The mileage thresholds vary by make:
- Ford Transit / Transit Custom: the market starts to thin noticeably above 150,000 miles. The 2.0 EcoBlue (2019+) has stronger high-mileage confidence than the older 2.2 TDCi. Above 200,000 miles it’s almost always salvage.
- Mercedes Sprinter: holds confidence longer. A well-maintained Sprinter with full Mercedes service history can attract used buyers at 200,000 miles. The OM651 engine is known to run to 300,000+ with proper maintenance.
- Volkswagen Transporter T5/T6: premium residuals throughout. T6s with full VW history above 150,000 miles still attract near-retail attention from camper converters and enthusiasts. The secondary market is unusually deep.
- Vauxhall Vivaro / Renault Trafic: these tend to hit the salvage cliff earlier, around 130,000–150,000 miles, partly due to the known 1.6 BiTurbo engine issues in the pre-2019 generation.
- Vauxhall Movano / Renault Master: similar pattern, but the large frame means parts demand is strong from the ambulance and welfare conversion market.
The MOT cliff
A van approaching an MOT failure is a specific depreciation trigger. If your van has a known MOT failure coming, worn brakes, cracked windscreen, advisory items from last year, the cost of getting it through test gets priced in by any trade buyer.
A Transit with £800 of MOT work needed doesn’t lose exactly £800 in offer price, it loses more, because the buyer also prices in the time and risk of managing the work.

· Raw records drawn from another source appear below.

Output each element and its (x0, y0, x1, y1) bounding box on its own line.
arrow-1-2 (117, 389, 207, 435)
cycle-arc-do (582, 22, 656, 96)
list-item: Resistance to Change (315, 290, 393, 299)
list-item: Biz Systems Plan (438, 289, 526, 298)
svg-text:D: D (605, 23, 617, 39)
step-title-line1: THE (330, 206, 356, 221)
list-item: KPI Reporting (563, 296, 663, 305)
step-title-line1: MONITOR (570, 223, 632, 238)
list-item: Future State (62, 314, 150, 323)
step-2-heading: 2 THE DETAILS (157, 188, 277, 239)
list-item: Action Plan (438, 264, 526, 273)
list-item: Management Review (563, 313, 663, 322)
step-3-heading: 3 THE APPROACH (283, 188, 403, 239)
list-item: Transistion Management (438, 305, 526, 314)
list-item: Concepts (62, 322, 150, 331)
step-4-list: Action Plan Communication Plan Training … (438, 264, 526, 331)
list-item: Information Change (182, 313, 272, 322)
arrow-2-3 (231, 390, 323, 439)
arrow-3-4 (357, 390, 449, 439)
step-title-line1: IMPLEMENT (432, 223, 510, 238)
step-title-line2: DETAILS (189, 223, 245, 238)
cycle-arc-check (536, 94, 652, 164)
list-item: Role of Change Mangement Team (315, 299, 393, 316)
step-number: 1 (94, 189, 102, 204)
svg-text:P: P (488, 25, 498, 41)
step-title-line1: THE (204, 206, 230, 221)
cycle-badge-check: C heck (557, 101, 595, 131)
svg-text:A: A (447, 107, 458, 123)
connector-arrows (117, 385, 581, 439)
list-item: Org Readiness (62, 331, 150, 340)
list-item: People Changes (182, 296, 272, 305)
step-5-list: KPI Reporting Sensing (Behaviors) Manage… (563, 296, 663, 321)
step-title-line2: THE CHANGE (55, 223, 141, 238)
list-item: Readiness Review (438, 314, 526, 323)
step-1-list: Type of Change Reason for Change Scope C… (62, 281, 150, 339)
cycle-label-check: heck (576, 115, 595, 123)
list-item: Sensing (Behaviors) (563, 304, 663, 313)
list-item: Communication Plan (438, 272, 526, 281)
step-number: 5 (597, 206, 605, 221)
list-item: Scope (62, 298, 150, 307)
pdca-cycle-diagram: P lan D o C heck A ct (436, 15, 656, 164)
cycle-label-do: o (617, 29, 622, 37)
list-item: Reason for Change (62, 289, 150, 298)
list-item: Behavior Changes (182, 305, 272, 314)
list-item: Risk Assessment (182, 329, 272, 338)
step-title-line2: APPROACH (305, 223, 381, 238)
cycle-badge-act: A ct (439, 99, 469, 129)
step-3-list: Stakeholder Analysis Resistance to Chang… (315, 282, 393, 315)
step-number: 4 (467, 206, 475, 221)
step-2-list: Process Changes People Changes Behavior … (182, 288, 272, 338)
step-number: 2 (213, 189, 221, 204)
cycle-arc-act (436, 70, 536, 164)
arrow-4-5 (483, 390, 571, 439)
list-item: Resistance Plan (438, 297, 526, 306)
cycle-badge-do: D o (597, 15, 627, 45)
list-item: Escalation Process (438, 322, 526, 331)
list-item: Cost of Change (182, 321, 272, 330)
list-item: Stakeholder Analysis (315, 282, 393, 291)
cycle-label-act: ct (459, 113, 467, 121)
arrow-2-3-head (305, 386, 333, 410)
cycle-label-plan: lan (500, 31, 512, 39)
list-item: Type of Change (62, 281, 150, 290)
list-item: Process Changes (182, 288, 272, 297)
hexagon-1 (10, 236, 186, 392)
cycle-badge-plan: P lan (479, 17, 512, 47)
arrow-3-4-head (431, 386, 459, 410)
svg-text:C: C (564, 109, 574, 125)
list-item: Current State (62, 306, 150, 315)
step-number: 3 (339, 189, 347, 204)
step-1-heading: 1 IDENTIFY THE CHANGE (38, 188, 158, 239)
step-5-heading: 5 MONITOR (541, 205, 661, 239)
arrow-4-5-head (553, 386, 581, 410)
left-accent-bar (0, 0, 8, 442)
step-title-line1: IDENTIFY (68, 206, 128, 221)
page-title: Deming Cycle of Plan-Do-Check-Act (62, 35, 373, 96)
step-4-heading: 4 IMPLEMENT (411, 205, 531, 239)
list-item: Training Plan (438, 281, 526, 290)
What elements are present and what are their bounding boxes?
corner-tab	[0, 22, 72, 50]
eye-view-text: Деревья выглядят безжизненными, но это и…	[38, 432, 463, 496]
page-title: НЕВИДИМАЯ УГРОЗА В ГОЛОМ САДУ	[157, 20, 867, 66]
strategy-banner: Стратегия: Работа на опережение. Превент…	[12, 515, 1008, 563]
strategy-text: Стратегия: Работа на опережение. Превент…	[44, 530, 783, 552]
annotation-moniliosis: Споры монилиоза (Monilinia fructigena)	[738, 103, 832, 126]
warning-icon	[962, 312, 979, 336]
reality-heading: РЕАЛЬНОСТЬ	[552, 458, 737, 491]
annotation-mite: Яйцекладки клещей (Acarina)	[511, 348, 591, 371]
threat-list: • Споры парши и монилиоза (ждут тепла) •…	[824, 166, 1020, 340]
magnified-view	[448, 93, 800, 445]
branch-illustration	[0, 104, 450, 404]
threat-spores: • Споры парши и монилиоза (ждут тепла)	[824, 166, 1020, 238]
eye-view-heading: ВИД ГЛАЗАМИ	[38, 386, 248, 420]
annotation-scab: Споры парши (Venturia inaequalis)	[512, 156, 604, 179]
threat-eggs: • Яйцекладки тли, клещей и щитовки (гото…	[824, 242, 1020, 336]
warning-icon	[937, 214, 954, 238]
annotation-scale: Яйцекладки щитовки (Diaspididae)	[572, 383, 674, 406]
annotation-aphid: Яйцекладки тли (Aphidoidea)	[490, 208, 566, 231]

Selling before that work is due (while the MOT is still valid) typically yields a better outcome than selling immediately after a failure.
The ULEZ-compliance cliff
Covered in more detail in our ULEZ guide, but briefly: any diesel van registered before September 2016 faces an increasing buyer discount in ULEZ and CAZ areas. This discount has grown significantly since London’s 2023 expansion and is likely to increase further as more cities implement zones.
If your van falls into this category, waiting to sell is working against you.
When you should act quickly
Three signals that now is better than later:
- Your van is between 7 and 9 years old, you’re approaching the second cliff. Every 12 months from here narrows the pool of used buyers.
- It’s pre-2016 diesel, ULEZ discount is growing, not shrinking.
- There’s a major service item due, cam belt, clutch, injectors. Buyers price these in at more than cost.
When waiting makes sense
One scenario where holding off can pay: if your van is between 3 and 5 years old and you’ve just had a large service spend (new clutch, timing belt, fresh MOT). That investment takes time to reflect in buyer confidence. Selling immediately after a £1,200 clutch replacement often doesn’t recover the spend, but 12 months later, a buyer sees a van with known-good drivetrain and recent documentation.